I tarred /boot/kernel and /usr/lib/debug/boot/kernel into the nextcloud directory.  You can fetch them from the same place (https://nextcloud.towernet.ca/s/wPpj7zgxgDBAZ6q)

Comment 7 Mark Johnston freebsd_committer

2021-08-26 16:09:08 UTC

(In reply to dgilbert from comment #6)
Thank you.  Is the panic reproducible at all?

(In reply to dgilbert from comment #4)
I don't see anything obviously inconsistent, except:

popcnt(0xffffffffff000000) +
popcnt(0xfffffffffffe040f) +
popcnt(0x24fc0ffffc925927) +
popcnt(0xffffff0847fc9249) +
popcnt(0x1fffffffffffffff) = 231

and rv->popcnt = 239...

Comment 8 dgilbert 2021-08-26 19:17:03 UTC

make -j8 bulidworld produced that ... but it's the only time it happened to me.  make -j4 subsequently passed.  There are 4 processors on the box.  I can run a few more make -j8 on it.
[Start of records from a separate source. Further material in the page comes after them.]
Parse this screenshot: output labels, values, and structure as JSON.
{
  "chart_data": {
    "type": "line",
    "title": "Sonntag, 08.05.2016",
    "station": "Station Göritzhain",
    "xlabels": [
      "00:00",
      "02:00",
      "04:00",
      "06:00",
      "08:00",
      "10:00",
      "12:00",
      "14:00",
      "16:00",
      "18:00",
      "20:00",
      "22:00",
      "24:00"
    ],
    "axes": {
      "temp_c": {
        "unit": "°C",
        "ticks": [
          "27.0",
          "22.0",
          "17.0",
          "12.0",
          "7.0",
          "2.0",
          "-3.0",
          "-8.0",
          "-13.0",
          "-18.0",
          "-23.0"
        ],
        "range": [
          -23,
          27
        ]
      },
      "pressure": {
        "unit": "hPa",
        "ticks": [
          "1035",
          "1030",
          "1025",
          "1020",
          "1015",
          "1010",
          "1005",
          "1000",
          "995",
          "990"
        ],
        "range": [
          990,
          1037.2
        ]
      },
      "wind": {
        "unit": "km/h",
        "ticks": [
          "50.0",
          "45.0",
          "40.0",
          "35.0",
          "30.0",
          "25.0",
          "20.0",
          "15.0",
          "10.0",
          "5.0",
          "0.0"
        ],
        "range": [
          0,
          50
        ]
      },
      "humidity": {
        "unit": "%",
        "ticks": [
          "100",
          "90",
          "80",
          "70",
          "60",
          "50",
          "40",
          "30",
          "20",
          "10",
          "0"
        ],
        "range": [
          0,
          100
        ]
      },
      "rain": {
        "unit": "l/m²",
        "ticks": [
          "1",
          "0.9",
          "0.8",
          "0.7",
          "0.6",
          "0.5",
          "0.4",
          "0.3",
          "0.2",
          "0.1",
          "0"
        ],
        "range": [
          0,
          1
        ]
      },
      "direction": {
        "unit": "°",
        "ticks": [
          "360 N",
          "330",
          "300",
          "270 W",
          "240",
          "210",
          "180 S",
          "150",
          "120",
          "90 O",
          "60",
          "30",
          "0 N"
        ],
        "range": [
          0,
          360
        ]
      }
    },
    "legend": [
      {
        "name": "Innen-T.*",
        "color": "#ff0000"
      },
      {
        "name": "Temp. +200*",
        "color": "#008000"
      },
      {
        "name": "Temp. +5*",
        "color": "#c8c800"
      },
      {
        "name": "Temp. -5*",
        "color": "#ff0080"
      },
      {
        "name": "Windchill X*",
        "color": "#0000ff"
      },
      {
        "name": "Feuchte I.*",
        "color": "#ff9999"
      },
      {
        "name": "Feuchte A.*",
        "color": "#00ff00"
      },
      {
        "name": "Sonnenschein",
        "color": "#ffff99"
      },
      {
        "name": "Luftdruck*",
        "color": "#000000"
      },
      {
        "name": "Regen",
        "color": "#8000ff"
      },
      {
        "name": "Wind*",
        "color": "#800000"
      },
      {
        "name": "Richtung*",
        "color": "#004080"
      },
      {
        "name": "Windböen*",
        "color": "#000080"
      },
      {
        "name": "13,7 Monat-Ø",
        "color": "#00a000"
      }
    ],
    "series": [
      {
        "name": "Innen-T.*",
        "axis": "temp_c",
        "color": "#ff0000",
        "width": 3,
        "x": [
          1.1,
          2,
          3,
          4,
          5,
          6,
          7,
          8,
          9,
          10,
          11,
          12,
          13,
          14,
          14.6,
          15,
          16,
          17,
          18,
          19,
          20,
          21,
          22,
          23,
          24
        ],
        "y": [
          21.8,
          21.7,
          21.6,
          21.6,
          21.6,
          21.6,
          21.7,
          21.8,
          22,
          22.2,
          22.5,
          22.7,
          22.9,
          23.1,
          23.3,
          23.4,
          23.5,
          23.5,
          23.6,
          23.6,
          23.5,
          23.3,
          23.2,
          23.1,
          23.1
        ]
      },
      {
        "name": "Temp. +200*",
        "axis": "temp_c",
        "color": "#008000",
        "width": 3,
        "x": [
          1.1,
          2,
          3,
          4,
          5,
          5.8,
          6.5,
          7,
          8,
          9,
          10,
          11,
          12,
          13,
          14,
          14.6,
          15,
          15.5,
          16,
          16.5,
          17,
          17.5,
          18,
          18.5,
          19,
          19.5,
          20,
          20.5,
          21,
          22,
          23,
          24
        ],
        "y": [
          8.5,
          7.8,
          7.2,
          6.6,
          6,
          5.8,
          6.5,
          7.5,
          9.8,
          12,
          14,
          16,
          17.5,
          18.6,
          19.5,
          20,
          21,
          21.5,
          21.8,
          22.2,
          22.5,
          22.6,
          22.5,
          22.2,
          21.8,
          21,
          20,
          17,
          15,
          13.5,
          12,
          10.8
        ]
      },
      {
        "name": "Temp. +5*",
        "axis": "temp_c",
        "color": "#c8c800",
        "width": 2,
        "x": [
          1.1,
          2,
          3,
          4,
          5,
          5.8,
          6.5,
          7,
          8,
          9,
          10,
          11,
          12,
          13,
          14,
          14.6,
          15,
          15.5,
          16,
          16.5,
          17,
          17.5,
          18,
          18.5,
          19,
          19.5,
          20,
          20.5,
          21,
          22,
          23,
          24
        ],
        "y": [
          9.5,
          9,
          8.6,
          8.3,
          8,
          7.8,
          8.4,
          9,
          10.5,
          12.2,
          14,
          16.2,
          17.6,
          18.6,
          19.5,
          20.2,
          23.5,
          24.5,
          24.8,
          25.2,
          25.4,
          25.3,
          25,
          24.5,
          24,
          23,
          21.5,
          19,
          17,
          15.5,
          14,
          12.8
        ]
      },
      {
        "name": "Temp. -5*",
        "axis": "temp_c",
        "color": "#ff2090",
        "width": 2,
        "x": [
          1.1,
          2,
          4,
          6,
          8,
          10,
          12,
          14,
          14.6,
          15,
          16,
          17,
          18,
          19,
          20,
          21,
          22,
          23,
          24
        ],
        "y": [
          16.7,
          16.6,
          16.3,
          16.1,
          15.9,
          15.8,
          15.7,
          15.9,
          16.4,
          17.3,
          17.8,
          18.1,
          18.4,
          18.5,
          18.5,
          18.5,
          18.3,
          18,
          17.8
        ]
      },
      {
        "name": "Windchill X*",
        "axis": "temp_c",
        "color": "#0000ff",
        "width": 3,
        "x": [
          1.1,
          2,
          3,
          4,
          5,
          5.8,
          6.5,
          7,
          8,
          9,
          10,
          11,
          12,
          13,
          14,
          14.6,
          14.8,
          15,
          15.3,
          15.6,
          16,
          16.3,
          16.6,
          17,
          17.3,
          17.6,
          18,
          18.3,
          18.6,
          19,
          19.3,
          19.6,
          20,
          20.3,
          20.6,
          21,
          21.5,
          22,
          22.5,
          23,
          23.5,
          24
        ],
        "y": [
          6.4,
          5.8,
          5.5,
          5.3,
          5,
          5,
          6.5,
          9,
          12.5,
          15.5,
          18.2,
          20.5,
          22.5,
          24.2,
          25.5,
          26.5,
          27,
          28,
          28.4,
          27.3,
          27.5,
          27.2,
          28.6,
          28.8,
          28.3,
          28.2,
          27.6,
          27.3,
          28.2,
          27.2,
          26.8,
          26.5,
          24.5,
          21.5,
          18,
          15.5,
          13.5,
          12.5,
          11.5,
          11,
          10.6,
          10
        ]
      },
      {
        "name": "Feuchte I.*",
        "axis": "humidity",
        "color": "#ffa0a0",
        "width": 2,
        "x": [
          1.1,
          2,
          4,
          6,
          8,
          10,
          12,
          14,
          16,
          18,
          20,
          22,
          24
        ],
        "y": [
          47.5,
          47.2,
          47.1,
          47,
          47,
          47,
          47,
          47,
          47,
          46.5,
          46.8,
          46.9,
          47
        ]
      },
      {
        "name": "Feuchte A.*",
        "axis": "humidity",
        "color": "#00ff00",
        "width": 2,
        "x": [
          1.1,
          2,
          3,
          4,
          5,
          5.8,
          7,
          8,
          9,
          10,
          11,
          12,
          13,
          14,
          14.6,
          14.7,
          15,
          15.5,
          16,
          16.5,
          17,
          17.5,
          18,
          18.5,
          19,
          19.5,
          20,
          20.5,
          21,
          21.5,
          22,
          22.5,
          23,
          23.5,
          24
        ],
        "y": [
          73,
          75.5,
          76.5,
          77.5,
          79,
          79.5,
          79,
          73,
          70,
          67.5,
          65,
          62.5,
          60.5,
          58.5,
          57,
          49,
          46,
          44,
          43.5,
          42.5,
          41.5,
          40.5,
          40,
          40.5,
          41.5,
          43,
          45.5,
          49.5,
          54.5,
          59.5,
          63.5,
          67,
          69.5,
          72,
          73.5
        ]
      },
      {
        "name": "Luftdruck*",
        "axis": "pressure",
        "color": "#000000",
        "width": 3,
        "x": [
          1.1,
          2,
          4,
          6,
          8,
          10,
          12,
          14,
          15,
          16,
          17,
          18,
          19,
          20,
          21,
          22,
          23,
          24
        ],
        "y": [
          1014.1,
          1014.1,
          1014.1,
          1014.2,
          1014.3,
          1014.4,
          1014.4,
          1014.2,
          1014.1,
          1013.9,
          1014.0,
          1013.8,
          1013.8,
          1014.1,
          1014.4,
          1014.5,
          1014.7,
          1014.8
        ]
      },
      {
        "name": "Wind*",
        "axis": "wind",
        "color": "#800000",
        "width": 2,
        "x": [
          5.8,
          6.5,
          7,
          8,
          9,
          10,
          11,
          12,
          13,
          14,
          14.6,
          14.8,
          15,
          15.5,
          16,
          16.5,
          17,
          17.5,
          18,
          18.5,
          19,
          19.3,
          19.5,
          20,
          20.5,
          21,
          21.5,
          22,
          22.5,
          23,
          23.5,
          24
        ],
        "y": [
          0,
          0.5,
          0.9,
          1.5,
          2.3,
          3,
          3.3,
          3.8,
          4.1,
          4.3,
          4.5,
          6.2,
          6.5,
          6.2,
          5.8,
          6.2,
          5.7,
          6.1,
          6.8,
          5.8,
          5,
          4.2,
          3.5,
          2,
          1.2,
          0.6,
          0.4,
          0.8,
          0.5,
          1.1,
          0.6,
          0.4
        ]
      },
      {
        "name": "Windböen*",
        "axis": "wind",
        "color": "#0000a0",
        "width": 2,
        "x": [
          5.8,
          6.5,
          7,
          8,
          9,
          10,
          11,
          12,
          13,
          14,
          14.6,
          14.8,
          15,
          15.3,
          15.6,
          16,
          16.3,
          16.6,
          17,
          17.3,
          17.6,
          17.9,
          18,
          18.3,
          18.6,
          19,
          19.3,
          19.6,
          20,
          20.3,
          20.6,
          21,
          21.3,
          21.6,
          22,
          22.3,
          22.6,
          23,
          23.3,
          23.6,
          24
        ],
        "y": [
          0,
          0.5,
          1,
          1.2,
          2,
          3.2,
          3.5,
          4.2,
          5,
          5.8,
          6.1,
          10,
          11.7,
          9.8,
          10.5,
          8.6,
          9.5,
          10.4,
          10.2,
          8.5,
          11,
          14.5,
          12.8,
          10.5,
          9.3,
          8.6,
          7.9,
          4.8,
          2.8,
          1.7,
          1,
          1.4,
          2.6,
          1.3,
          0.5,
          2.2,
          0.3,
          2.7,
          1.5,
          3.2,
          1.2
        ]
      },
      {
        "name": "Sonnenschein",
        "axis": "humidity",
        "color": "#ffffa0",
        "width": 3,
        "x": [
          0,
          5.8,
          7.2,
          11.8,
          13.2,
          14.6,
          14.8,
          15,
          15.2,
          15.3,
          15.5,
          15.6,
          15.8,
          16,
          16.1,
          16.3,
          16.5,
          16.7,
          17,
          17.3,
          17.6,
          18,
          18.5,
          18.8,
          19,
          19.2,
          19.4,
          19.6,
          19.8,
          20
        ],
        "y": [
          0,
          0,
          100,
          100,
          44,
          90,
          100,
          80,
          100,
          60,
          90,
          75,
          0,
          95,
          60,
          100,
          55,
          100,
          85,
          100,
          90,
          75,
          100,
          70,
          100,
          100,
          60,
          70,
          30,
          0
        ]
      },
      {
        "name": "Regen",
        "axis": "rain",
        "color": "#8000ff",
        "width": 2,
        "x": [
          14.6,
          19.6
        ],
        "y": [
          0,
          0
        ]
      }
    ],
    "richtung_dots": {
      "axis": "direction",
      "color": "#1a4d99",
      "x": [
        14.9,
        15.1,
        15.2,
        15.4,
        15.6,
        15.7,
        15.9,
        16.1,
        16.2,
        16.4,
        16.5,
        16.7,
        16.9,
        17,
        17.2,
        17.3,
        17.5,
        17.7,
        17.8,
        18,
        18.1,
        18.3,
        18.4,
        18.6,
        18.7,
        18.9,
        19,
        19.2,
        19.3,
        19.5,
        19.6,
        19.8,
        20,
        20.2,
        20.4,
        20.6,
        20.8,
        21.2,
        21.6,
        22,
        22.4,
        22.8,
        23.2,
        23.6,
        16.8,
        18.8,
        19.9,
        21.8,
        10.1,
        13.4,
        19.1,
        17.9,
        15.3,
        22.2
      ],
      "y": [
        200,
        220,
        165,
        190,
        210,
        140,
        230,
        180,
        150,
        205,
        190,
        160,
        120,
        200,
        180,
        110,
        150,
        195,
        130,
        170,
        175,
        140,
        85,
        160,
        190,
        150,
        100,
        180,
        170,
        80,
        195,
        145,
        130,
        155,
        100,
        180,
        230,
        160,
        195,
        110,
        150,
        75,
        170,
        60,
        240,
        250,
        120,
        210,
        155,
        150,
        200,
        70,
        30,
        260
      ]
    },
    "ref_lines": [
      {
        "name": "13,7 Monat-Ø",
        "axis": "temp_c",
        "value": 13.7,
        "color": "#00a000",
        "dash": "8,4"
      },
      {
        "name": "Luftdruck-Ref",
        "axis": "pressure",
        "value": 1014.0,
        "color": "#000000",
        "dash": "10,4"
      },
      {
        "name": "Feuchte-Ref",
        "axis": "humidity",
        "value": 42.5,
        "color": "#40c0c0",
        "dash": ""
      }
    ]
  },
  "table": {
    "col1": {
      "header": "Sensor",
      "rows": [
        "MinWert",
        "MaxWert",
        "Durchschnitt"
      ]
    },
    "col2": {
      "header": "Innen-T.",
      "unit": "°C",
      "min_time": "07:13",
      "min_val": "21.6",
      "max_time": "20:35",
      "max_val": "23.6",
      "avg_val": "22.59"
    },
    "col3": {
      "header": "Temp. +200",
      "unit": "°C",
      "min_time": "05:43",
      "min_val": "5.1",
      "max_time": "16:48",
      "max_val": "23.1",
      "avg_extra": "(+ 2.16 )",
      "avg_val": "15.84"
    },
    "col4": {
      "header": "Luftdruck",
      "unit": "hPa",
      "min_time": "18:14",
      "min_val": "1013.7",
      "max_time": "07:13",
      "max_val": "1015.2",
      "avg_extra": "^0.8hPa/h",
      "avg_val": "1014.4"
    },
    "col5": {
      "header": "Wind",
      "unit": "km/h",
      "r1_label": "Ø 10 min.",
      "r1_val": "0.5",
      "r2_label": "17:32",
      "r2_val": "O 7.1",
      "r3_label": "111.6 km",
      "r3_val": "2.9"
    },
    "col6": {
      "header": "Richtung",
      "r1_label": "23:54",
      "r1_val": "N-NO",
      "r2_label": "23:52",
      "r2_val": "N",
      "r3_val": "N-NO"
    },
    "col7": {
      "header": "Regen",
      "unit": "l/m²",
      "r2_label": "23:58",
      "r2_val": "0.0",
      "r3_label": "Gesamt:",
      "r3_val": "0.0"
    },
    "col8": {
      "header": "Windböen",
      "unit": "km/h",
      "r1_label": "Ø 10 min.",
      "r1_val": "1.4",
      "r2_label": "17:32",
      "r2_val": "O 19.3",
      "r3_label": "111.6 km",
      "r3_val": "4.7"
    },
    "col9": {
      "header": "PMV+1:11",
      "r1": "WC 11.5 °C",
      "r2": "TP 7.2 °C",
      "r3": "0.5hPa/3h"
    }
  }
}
Question, tho, can I upgrade to the security patches ... or should I continue to test on this week-or-two old version?

Comment 9 Mark Johnston freebsd_committer

2021-08-26 19:34:04 UTC

(In reply to dgilbert from comment #8)
I don't see any problem with updating first.

Comment 10 dgilbert 2021-08-29 21:02:33 UTC

Here's what I've found so far.  If I make -j8 with ccache full of answers, we're fine.  If I make -j4, we're fine.  If I make -j8 with ccache empty (but being filled), then I get 3 out of 4 (so far) buildworld have ended in a random crash and one in the panic you're looking at.

The code does compile (at -j4).  The system does have ZFS running on an NVMe drive.  I'm going to keep trying to trigger the panic, but my feeling is the panic is only one of the possible outcomes of the error.

Comment 11 Mark Johnston freebsd_committer

2021-08-30 15:13:22 UTC

(In reply to dgilbert from comment #10)
It would be useful to see at least the panic message and stack trace from the other panics you've hit.

Comment 12 dgilbert 2021-08-30 16:12:19 UTC

The count is one panic and 3 crashes of 4 total attempts at -j8.